Dürer travelled extensively through Europe, making views such as this fine landscape of the town of Trento, which is the more remarkable for its extensive use of reserved white space and transparent paints. Works such as this were therefore effectively the foundation of the ‘English school’, by a German.
This topographic view was the precursor to a whole industry which was to create similar views of towns and countryside throughout Europe over the following centuries. Dürer uses a range of sophisticated techniques, including the use of layers, and there are passages which appear to have been painted over when the underlying paint was still wet – wet on wet or wet in wet technique.
Dürer’s watercolours are also some of the earliest pure landscape paintings, exploiting transient effects of light to enhance their appearance and aesthetic appeal.
Dürer also initiated the use of watercolour in specialist genres – here the recording of wildlife.
He anticipated the use of watercolour to make accurate depictions of the form and colours of birds, which was to reach heights in the early nineteenth century in the paintings of John James Audubon (1785-1851).
Dürer’s watercolours of plants were the foundation of specialist botanical art.
At about the same time, artists in the southern Renaissance were turning to watercolour to lay out works to be implemented in other media, such as fresco and tapestry. Some of the most remarkable early examples are Raphael’s ‘cartoons’, although some were probably painted in distemper rather than using gum-based watercolour paint.
Raphael’s The Miraculous Draft of Fishes (c 1515-16) is among the earlest large and complete paintings using opaque watercolour. Because of limitations in the manufacture of paper at the time, it was made on many sheets which have been mounted on canvas. The detail below shows Raphael’s command of the medium, and his use of white paint (then probably using a lead pigment) for its highlights.

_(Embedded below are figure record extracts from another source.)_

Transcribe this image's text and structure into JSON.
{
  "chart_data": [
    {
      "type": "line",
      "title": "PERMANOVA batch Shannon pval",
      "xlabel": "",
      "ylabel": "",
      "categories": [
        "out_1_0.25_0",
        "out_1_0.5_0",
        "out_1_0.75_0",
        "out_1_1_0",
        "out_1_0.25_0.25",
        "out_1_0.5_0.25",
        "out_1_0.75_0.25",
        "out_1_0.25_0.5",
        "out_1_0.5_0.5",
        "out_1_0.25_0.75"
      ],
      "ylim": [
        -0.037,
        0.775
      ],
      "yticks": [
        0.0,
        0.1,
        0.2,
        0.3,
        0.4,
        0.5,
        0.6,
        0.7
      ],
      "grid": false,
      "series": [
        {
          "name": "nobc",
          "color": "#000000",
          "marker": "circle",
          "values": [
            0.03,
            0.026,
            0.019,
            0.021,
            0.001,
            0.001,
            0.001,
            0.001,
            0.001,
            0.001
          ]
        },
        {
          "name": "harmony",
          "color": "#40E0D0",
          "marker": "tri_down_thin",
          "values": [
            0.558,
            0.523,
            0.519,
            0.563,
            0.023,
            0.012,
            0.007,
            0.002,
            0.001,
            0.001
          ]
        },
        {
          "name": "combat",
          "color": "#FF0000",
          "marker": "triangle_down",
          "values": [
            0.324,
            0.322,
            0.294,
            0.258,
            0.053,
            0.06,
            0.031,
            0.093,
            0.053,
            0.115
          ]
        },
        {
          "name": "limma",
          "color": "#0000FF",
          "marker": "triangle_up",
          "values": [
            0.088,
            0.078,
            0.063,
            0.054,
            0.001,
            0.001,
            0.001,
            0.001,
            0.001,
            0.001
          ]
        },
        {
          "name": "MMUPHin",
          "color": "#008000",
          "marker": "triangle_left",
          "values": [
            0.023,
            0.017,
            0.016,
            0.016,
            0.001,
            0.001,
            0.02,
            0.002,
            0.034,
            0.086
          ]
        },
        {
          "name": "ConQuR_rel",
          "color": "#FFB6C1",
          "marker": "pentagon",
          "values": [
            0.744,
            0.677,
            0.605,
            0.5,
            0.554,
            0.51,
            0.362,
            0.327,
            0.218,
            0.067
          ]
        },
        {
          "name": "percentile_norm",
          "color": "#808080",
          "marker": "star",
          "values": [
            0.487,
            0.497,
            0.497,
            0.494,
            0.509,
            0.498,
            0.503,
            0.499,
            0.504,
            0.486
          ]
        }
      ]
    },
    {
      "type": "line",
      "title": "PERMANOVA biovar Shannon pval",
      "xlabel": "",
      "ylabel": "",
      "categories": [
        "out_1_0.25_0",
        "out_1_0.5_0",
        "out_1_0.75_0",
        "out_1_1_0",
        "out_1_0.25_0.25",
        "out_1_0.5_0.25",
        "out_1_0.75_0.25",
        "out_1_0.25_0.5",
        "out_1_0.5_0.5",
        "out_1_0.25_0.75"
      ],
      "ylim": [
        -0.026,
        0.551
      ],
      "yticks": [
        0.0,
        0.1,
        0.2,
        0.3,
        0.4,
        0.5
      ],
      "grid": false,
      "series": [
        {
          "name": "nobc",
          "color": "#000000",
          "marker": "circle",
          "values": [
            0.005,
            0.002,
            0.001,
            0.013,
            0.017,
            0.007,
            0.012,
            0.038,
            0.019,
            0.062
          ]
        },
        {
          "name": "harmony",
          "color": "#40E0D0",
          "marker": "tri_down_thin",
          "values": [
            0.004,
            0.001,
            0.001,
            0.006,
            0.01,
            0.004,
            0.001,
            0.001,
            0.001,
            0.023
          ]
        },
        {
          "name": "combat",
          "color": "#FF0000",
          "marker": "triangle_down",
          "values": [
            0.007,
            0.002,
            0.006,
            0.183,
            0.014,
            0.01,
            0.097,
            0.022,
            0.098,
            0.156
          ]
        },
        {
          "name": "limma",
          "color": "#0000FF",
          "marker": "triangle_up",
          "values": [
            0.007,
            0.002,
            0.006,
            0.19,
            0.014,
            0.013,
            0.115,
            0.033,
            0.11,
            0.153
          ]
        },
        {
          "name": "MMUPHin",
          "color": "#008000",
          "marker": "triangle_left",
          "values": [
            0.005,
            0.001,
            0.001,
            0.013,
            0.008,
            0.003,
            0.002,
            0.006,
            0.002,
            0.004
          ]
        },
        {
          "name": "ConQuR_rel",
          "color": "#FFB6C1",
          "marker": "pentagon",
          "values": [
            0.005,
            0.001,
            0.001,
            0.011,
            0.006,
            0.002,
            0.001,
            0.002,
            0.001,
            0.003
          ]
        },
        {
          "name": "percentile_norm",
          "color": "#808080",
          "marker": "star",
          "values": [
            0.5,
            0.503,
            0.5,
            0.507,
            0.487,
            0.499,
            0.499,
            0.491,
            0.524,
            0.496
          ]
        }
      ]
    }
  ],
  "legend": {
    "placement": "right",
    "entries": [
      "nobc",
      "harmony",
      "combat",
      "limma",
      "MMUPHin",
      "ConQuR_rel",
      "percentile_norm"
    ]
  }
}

Watercolour continued to be used by a few artists to create ‘finished’ works intended to be viewed by others, such as Hans Bol’s narrative painting of Landscape with the Fall of Icarus (1550-90).
However, the Old Masters generally used the medium when painting in front of the motif, to create studies for use when painting finished works in oils, for example. Rubens’ landscape sketch demonstrates his skills with mainly opaque watercolour.
Gainsborough was another oil painter who made many fine watercolour studies. Today, many of these appear to have been painted in a very limited range of colours, although in some that is the result of fading of the fugitive pigments which were used. Oil paints lock their pigments into layers which provide better protection for those which are prone to discolour.
By the end of the eighteenth century, there were some artists – particularly those like Giovanni Battista Lusieri who made landscape views – who worked almost entirely in watercolour. His large panorama of the Bay of Naples had to be painted on six sheets of paper, and uses a combination of transparent technique and opaque paints in extreme photorealism.
During the eighteenth century, as people started travelling more, and upland and coastal areas were visited by those in search of the ‘sublime’, increasing numbers of artists turned to watercolour for making topographic views. Although most were formulaic if not illustrative, artists like Alexander Cozens used watercolour in more sophisticated paintings.
These watercolourists also developed new techniques: Cozens has here used a combination of reserved white space on his paper for some highlights, and in the waterfall has scratched away parts of his paint to form the spray.
By the end of the eighteenth century, artists like Paul Sandby were hard at work, painting watercolour views daily, to satisfy growing demand for their topographic views.